Consider the following fragment from chapter IV in Takesaki's book "Theory of operator algebra I":
Why is the boxed line true? Takesaki argues that
$$\theta_0: \mathscr{M}_1\otimes_{\operatorname{min}} \mathscr{M}_2 \to \mathscr{N}_1\otimes_{\operatorname{min}} \mathscr{N}_2: m_1 \otimes m_2 \mapsto \theta_1(m_1)\otimes \theta_2(m_2)$$
is $\sigma$-weakly continuous, but why does this ensure that the map $\theta_0$ extends to a $\sigma$-weakly continuous map on the von Neumann tensor products? I guess some general fact about topological vector spaces is invoked here.
Best Answer
The general setup in topological spaces would be the following: given topological spaces $X,Y$ and a dense $X_0\subseteq X$ with $T:X_0\rightarrow Y$ continuous (for the subspace topology on $X_0$) we can extend $T$ by continuity to $X$. This is of course not true (exercise to the reader to find a counter-example for e.g. $X_0=(0,1), X=[0,1]$).

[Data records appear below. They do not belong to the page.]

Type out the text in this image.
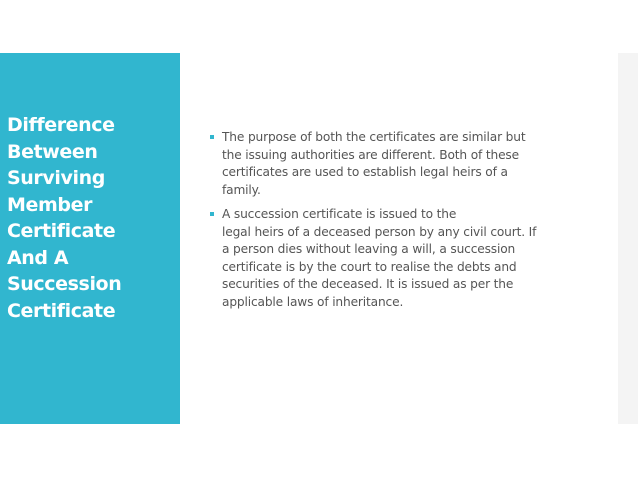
Difference
Between
Surviving
Member
Certificate
And A
Succession
Certificate
The purpose of both the certificates are similar but
the issuing authorities are different. Both of these
certificates are used to establish legal heirs of a
family.
A succession certificate is issued to the
legal heirs of a deceased person by any civil court. If
a person dies without leaving a will, a succession
certificate is by the court to realise the debts and
securities of the deceased. It is issued as per the
applicable laws of inheritance.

A true statement can be fashioned by using the theory of Uniform Spaces, Uniform Continuity and Completeness. I believe that then a general statement could be formulated and proved for topological vector spaces.
However, in this case, I think there are some missing details in Takesaki's proof, and I would prefer to give a different approach.
The way I would think about this problem is to use some Banach space theory. The general setup is to let $E,F$ be Banach spaces, let $E_0\subseteq E^*$ be a weak$^*$-dense subspace, and let $T_0:E_0\rightarrow F^*$ be bounded, linear, and weak$^*$-continuous. We claim we can extend $T_0$ to $T:E^*\rightarrow F^*$ a weak$^*$-continuous bounded linear map.
In fact, Takesaki proves something different. We can consider the Banach space adjoint (here I follow Takesaki's notation) ${}^t T_0:F^{**}\rightarrow E_0^*$, consider $F$ as a subspace of $F^{**}$ and so ask about ${}^t T_0(F) \subseteq E_0^*$.
Also each member of $E$ induces a functional on $E_0$, and by Hahn-Banach, weak$^*$-density of $E_0$ in $E^*$ implies that the resulting map $E\rightarrow E_0^*$ is at least injective. Takesaki shows that ${}^t T_0(F) \subseteq E$. So there is a linear map $S:F\rightarrow E$ making the following commute: $$ \require{AMScd}\begin{CD} F^{**} @>{{}^t T_0}>> E_0^* \\ @AAA @AAA \\ F @>{S}>> E \end{CD} $$ Explicitly, given $\omega\in F$ and $x\in E_0\subseteq E^*$, $$ \langle x, S(\omega) \rangle_{E^*,E} = \langle {}^t T_0(\omega), x \rangle_{E_0^*, E_0} = \langle T_0(x), \omega \rangle_{F^*,F}. $$ In general, I see no reason why $S$ need be bounded. Kaplansky density comes to the rescue, because $M_1 \otimes_{\min} M_2$ is a weak$^*$-dense $C^*$-subalgebra of $M_1 \overline\otimes M_2$, and so the unit ball is dense. Abstractly, this means we may add the additional hypothesis that the unit ball of $E_0$ is weak$^*$-dense in the unit ball of $E^*$. Equivalently (by Hahn-Banach again) $E_0$ norms $E$. So \begin{align*} \|S(\omega)\| &= \sup \{ |\langle x,S(\omega)\rangle| : x\in E_0, \|x\|\leq 1 \} \\ &= \sup \{ |\langle T_0(x), \omega \rangle| : x\in E_0, \|x\|\leq 1 \} \\ &\leq \|T_0\| \|\omega\|. \end{align*} Thus $S$ is bounded, with $\|S\| \leq \|T_0\|$.
Now set $T = {}^t S_0 : E^*\rightarrow F^*$ and it's an easy exercise to show that $T$ extends $T_0$; clearly $T$ is weak$^*$-continuous as it's a Banach space adjoint.